The acceleration of gravity is 9.8 m/s2.
a) What will be its speed when it hits the
opposing wall?
Answer in units of m/s
b)At what angle with the wall will the particle strike?
To find the speed when the particle hits the opposing wall, we can use the concept of projectile motion. Here's how you can calculate it:
a) The vertical distance traveled by the particle can be calculated using the equation:
\[ d = \frac{1}{2} \times g \times t^2 \]
Given that the particle travels a total horizontal distance of 11 m and the acceleration due to gravity is 9.8 m/s^2, we can use the vertical distance as the height between the two walls.
The time taken, \( t \), can be calculated using the equation:
\[ t = \frac{d}{v} \]
where \( v \) is the vertical velocity of the particle.
Since the particle's speed is constant and there is no vertical acceleration, the time taken for the particle to travel across 11 m horizontally is the same as the time taken for it to fall a vertical distance equal to the height of the walls.
So, substituting the values into the equations, we have:
\[ t = \frac{11}{5.2} \]
Now, we can find the vertical velocity, \( v \), using the equation:
\[ v = g \times t \]
Substituting the values, we get:
\[ v = 9.8 \times \frac{11}{5.2} \]
Therefore, the speed of the particle when it hits the opposing wall is \( v \). You can substitute the values in the equation to find the exact value.
b) To find the angle at which the particle strikes the wall, we can use trigonometry. Since the particle hits the wall at the same height, the vertical component of its velocity will be the same as the initial vertical velocity.
Using this vertical component, we can calculate the angle using the equation:
\[ \theta = \tan^{-1} \left(\frac{v}{5.2}\right) \]
Substituting the value of \( v \) obtained from part (a) into the equation will give you the angle at which the particle strikes the wall.
a) To find the speed when the particle hits the opposing wall, we can use the equation:
Distance = Speed x Time
The particle travels a distance equal to the separation between the walls, which is 11 m. The speed is given as 5.2 m/s. We need to find the time it takes for the particle to reach the opposite wall.
Time = Distance / Speed
Time = 11 m / 5.2 m/s
Time ≈ 2.115 seconds
Now, we can find the particle's final speed using the equation for free fall motion:
Final Speed = Initial Speed + (Acceleration x Time)

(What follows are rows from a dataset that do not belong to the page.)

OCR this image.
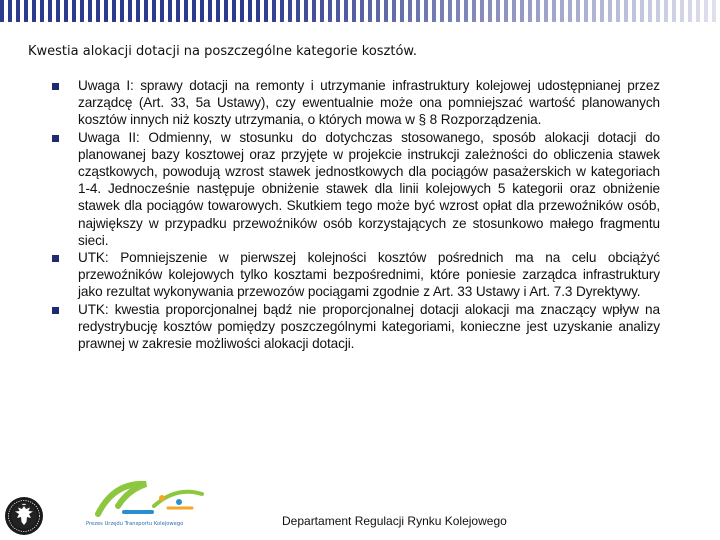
Kwestia alokacji dotacji na poszczególne kategorie kosztów.
Uwaga I: sprawy dotacji na remonty i utrzymanie infrastruktury kolejowej udostępnianej przez zarządcę (Art. 33, 5a Ustawy), czy ewentualnie może ona pomniejszać wartość planowanych kosztów innych niż koszty utrzymania, o których mowa w § 8 Rozporządzenia.
Uwaga II: Odmienny, w stosunku do dotychczas stosowanego, sposób alokacji dotacji do planowanej bazy kosztowej oraz przyjęte w projekcie instrukcji zależności do obliczenia stawek cząstkowych, powodują wzrost stawek jednostkowych dla pociągów pasażerskich w kategoriach 1-4. Jednocześnie następuje obniżenie stawek dla linii kolejowych 5 kategorii oraz obniżenie stawek dla pociągów towarowych. Skutkiem tego może być wzrost opłat dla przewoźników osób, największy w przypadku przewoźników osób korzystających ze stosunkowo małego fragmentu sieci.
UTK: Pomniejszenie w pierwszej kolejności kosztów pośrednich ma na celu obciążyć przewoźników kolejowych tylko kosztami bezpośrednimi, które poniesie zarządca infrastruktury jako rezultat wykonywania przewozów pociągami zgodnie z Art. 33 Ustawy i Art. 7.3 Dyrektywy.
UTK: kwestia proporcjonalnej bądź nie proporcjonalnej dotacji alokacji ma znaczący wpływ na redystrybucję kosztów pomiędzy poszczególnymi kategoriami, konieczne jest uzyskanie analizy prawnej w zakresie możliwości alokacji dotacji.
Prezes Urzędu Transportu Kolejowego	Departament Regulacji Rynku Kolejowego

The initial speed is 0 m/s since the particle starts from rest. The acceleration is the acceleration due to gravity, which is -9.8 m/s^2 (negative because the direction is downward).
Final Speed = 0 m/s + (-9.8 m/s^2) x 2.115 s
Final Speed ≈ -20.722 m/s
However, we are only interested in the magnitude of the velocity, so we take the absolute value:
Final Speed ≈ 20.722 m/s
Therefore, the speed when the particle hits the opposing wall is approximately 20.722 m/s.
b) To find the angle at which the particle strikes the wall, we can use trigonometry. The angle can be determined by finding the inverse tangent of the vertical velocity component divided by the horizontal velocity component.
Vertical Velocity Component = Final Speed x sin(θ)
Horizontal Velocity Component = Final Speed x cos(θ)
Since the vertical velocity component is in the opposite direction of gravity, we consider it as negative. The horizontal velocity component remains positive.
Vertical Velocity Component = -20.722 m/s x sin(θ)
Horizontal Velocity Component = 20.722 m/s x cos(θ)
Using these equations, we can find the angle θ:
tan(θ) = Vertical Velocity Component / Horizontal Velocity Component
tan(θ) = (-20.722 m/s x sin(θ)) / (20.722 m/s x cos(θ))
tan(θ) = -sin(θ) / cos(θ)
Next, we solve for θ:
θ = arctan(-sin(θ) / cos(θ))
This equation gives us the angle at which the particle strikes the wall. Please note that the result will depend on the initial conditions, specifically the angle at which the particle was launched.